II (Prolog)


Aufgeregt dreht sich das Mädchen im Schoß ihres Vaters um, bevor sie in ihrer kindlichen Naivität fragt: ,,Ist es so schlimm?" Der Mann erwidert den Blick seiner Tochter kaum. Etwas Trauriges schimmert in seinen Augen, als würden sie zum Ausdruck bringen, welcher Sturm in seiner Seele wütet. ,,Damals gab es sowas wie Gewissen und Nächstenliebe kaum. Diebstahl, Mord und Lügen waren alltäglich", beginnt er leise und unterdrückt das Zittern, das seine Stimme bestimmte. Erschrocken weiten sich die Augen des Mädchens. Trotz ihres jungen Alters versteht sie, was das für die Bevölkerung bedeutet haben muss. ,,In Schulbücher wird als Grund des Zustandes die Armut oder das Kastensystem genannt", stößt sie durch zusammengebissenen Zähnen hervor.

Es dauerte nicht lange, da erhob sich die Stimme des Mannes erneut und er fängt an zu erzählen. ,,In deinen Büchern steht die Wahrheit, Aurora. Mit der Zeit hat sich eine Gruppe gebildet, die meinte, dass sie von Allmächtigen abstammen. Sie nannten sich Diamanten. Dadurch kam es zur Abspaltung der übrigen Bevölkerung und irgendwann fingen sie an, dieser Befehle zu erteilen. Es gab viele Kämpfe. Viele ließen ihr Leben, bis sich die Zivilisten schließlich ergaben. Lange war es ruhig, bis eine Seuche ausbrach. Es war aber keine normale Krankheit. Es gab drei Typen, die eintreten konnten. Beim ersten Fall verwandelte sich die Haut in Gestein, die sich langsam Richtung Körpermitte bewegte. Sie starben an versteinerten Herzen. Bei der Zweiten passierte dasselbe, nur mit Eis. Erkrankte verloren oft schon früher das Leben. Bei deren toten Körpern breitete sich das Eis weiterhin aus, bis es alles umhüllte. Man nannte es auch einen schleichenden Tod voller Qualen. Der dritte Typ war der Seltenste und Schmerzhafteste. Die Haut fing Feuer, welches in Sekundenschnelle zum vollständigen Verbrennen des Körper führte. Dies war der schnellste Tod. Vom menschlichen Körper blieb nur Asche zurück. Man war der Überzeugung, dass die Seuche wegen ihrer Grausamkeit die Strafe der Allmächtigen sei.

Voller Angst um ihr besonderes Blut verschanzten sich die Diamanten in einem Turm. Die restliche Bevölkerung ließen sie ihrem Untergang in die Augen blicken. Doch entgegen aller Erwartungen gelang es ihnen, das Ausbreiten der Seuche zu verlangsamen. Trotzdem blieben die Diamanten im Turm. Nur die Verpflegung kam zu ihnen durch."

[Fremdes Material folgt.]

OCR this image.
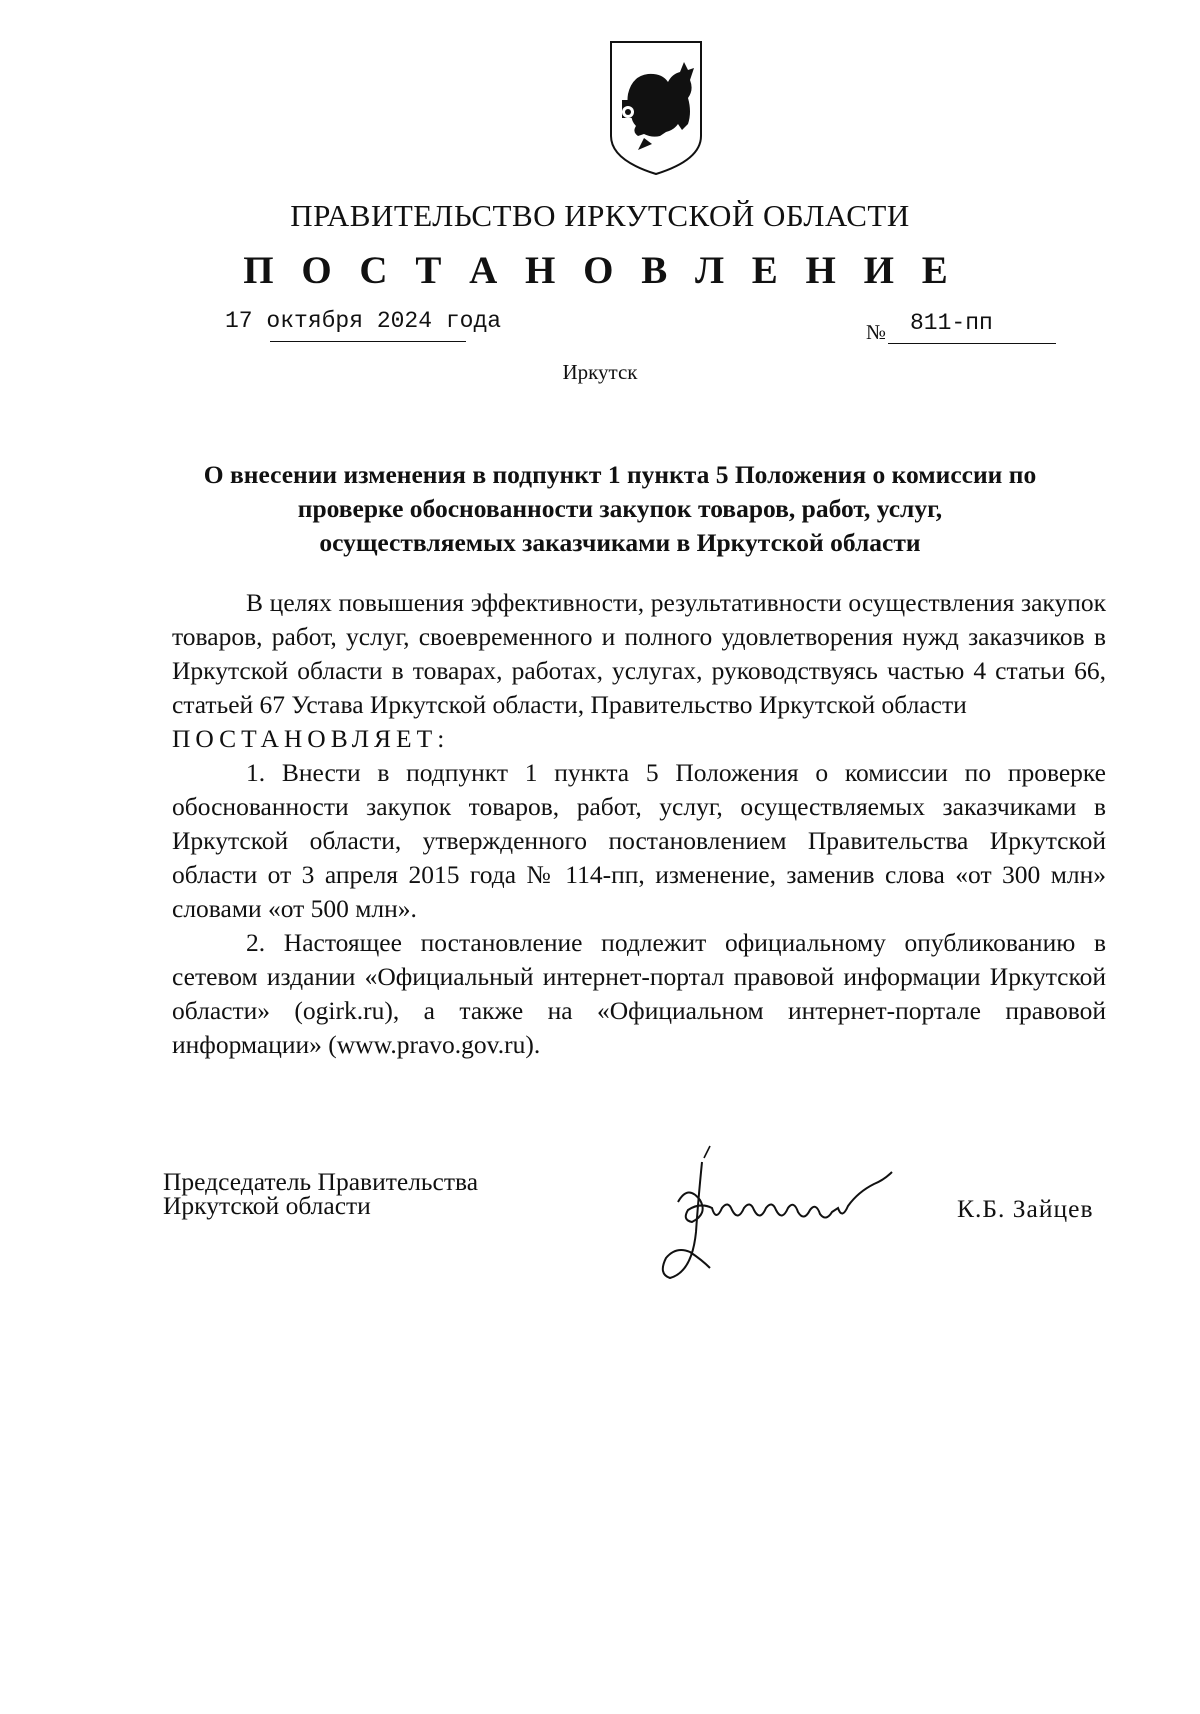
ПРАВИТЕЛЬСТВО ИРКУТСКОЙ ОБЛАСТИ
П О С Т А Н О В Л Е Н И Е
17 октября 2024 года	№ 811-пп
Иркутск
О внесении изменения в подпункт 1 пункта 5 Положения о комиссии по
проверке обоснованности закупок товаров, работ, услуг,
осуществляемых заказчиками в Иркутской области

В целях повышения эффективности, результативности осуществления закупок товаров, работ, услуг, своевременного и полного удовлетворения нужд заказчиков в Иркутской области в товарах, работах, услугах, руководствуясь частью 4 статьи 66, статьей 67 Устава Иркутской области, Правительство Иркутской области

ПОСТАНОВЛЯЕТ:

1. Внести в подпункт 1 пункта 5 Положения о комиссии по проверке обоснованности закупок товаров, работ, услуг, осуществляемых заказчиками в Иркутской области, утвержденного постановлением Правительства Иркутской области от 3 апреля 2015 года № 114-пп, изменение, заменив слова «от 300 млн» словами «от 500 млн».

2. Настоящее постановление подлежит официальному опубликованию в сетевом издании «Официальный интернет-портал правовой информации Иркутской области» (ogirk.ru), а также на «Официальном интернет-портале правовой информации» (www.pravo.gov.ru).

Председатель Правительства
Иркутской области	К.Б. Зайцев
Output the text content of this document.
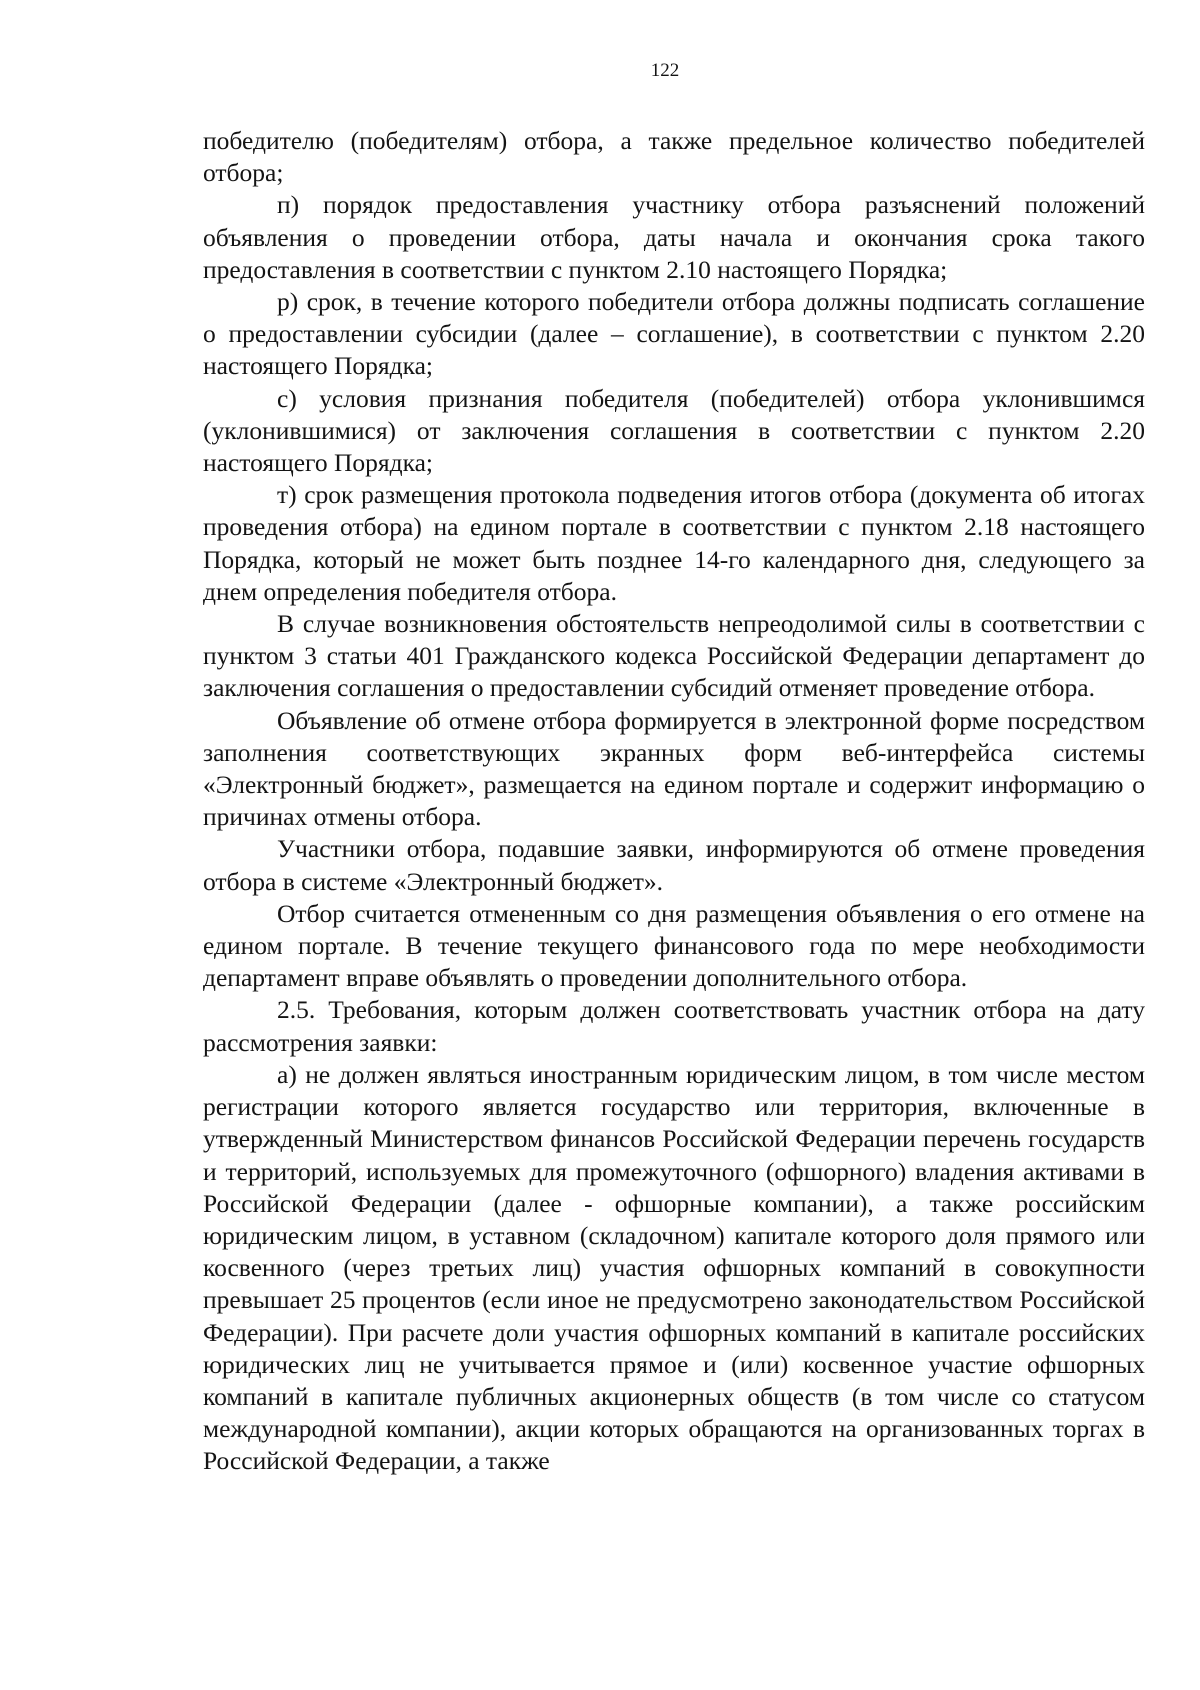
122

победителю (победителям) отбора, а также предельное количество победителей отбора;

п) порядок предоставления участнику отбора разъяснений положений объявления о проведении отбора, даты начала и окончания срока такого предоставления в соответствии с пунктом 2.10 настоящего Порядка;

р) срок, в течение которого победители отбора должны подписать соглашение о предоставлении субсидии (далее – соглашение), в соответствии с пунктом 2.20 настоящего Порядка;

с) условия признания победителя (победителей) отбора уклонившимся (уклонившимися) от заключения соглашения в соответствии с пунктом 2.20 настоящего Порядка;

т) срок размещения протокола подведения итогов отбора (документа об итогах проведения отбора) на едином портале в соответствии с пунктом 2.18 настоящего Порядка, который не может быть позднее 14-го календарного дня, следующего за днем определения победителя отбора.

В случае возникновения обстоятельств непреодолимой силы в соответствии с пунктом 3 статьи 401 Гражданского кодекса Российской Федерации департамент до заключения соглашения о предоставлении субсидий отменяет проведение отбора.

Объявление об отмене отбора формируется в электронной форме посредством заполнения соответствующих экранных форм веб-интерфейса системы «Электронный бюджет», размещается на едином портале и содержит информацию о причинах отмены отбора.

Участники отбора, подавшие заявки, информируются об отмене проведения отбора в системе «Электронный бюджет».

Отбор считается отмененным со дня размещения объявления о его отмене на едином портале. В течение текущего финансового года по мере необходимости департамент вправе объявлять о проведении дополнительного отбора.

2.5. Требования, которым должен соответствовать участник отбора на дату рассмотрения заявки:

а) не должен являться иностранным юридическим лицом, в том числе местом регистрации которого является государство или территория, включенные в утвержденный Министерством финансов Российской Федерации перечень государств и территорий, используемых для промежуточного (офшорного) владения активами в Российской Федерации (далее - офшорные компании), а также российским юридическим лицом, в уставном (складочном) капитале которого доля прямого или косвенного (через третьих лиц) участия офшорных компаний в совокупности превышает 25 процентов (если иное не предусмотрено законодательством Российской Федерации). При расчете доли участия офшорных компаний в капитале российских юридических лиц не учитывается прямое и (или) косвенное участие офшорных компаний в капитале публичных акционерных обществ (в том числе со статусом международной компании), акции которых обращаются на организованных торгах в Российской Федерации, а также
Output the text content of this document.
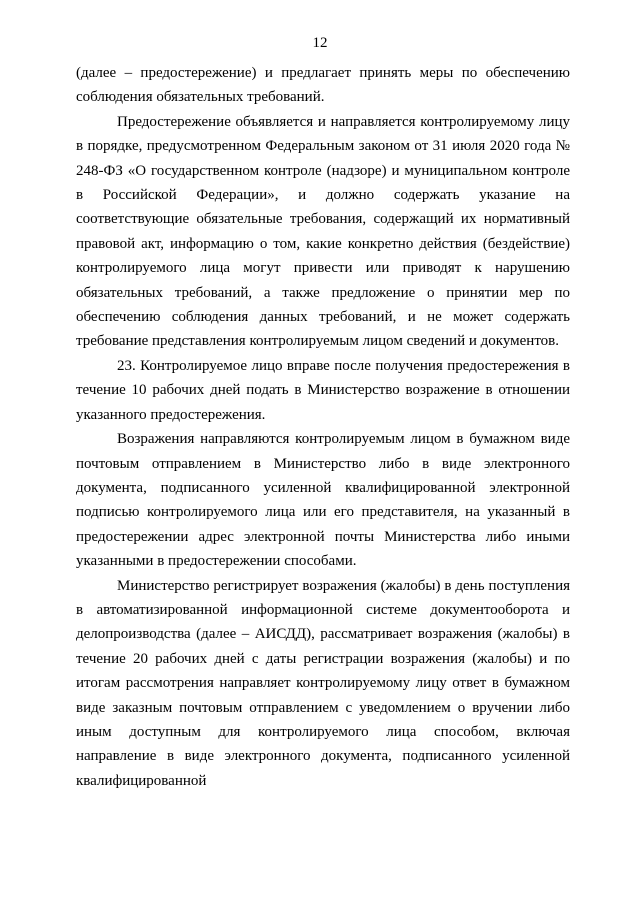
12

(далее – предостережение) и предлагает принять меры по обеспечению соблюдения обязательных требований.

Предостережение объявляется и направляется контролируемому лицу в порядке, предусмотренном Федеральным законом от 31 июля 2020 года № 248-ФЗ «О государственном контроле (надзоре) и муниципальном контроле в Российской Федерации», и должно содержать указание на соответствующие обязательные требования, содержащий их нормативный правовой акт, информацию о том, какие конкретно действия (бездействие) контролируемого лица могут привести или приводят к нарушению обязательных требований, а также предложение о принятии мер по обеспечению соблюдения данных требований, и не может содержать требование представления контролируемым лицом сведений и документов.

23. Контролируемое лицо вправе после получения предостережения в течение 10 рабочих дней подать в Министерство возражение в отношении указанного предостережения.

Возражения направляются контролируемым лицом в бумажном виде почтовым отправлением в Министерство либо в виде электронного документа, подписанного усиленной квалифицированной электронной подписью контролируемого лица или его представителя, на указанный в предостережении адрес электронной почты Министерства либо иными указанными в предостережении способами.

Министерство регистрирует возражения (жалобы) в день поступления в автоматизированной информационной системе документооборота и делопроизводства (далее – АИСДД), рассматривает возражения (жалобы) в течение 20 рабочих дней с даты регистрации возражения (жалобы) и по итогам рассмотрения направляет контролируемому лицу ответ в бумажном виде заказным почтовым отправлением с уведомлением о вручении либо иным доступным для контролируемого лица способом, включая направление в виде электронного документа, подписанного усиленной квалифицированной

Gespannt lauscht das Mädchen ihrem Vater und hängt förmlich an dessen Lippen. In seiner Stimme schwingt Verachtung mit. An manchen Stellen öffnet sie voller Verwunderung den Mund oder zieht scharf die Luft ein. Bei der Stelle der Seuche schlägt sie ihre Hände vors Gesicht. Aus ihren Augen kann man Trauer lesen, während die ihres Gegenübers glasig in den Raum blicken.

Als er kurz stoppt, unterbricht ihn das Mädchen: ,,Und was hat das alles mit Mama zu tun?" Sofort richten sich die Augen des Vater auf das Kind. Stumm blickt er sie an. Für einen kurzen Moment schließt er die Augen. Danach holt er Luft und antwortet: ,, Meine Familie gehörte zu den Diamanten, während deine Mutter auf der Oberfläche lebte. Wie wir uns trafen, ist der Beginn der Geschichte."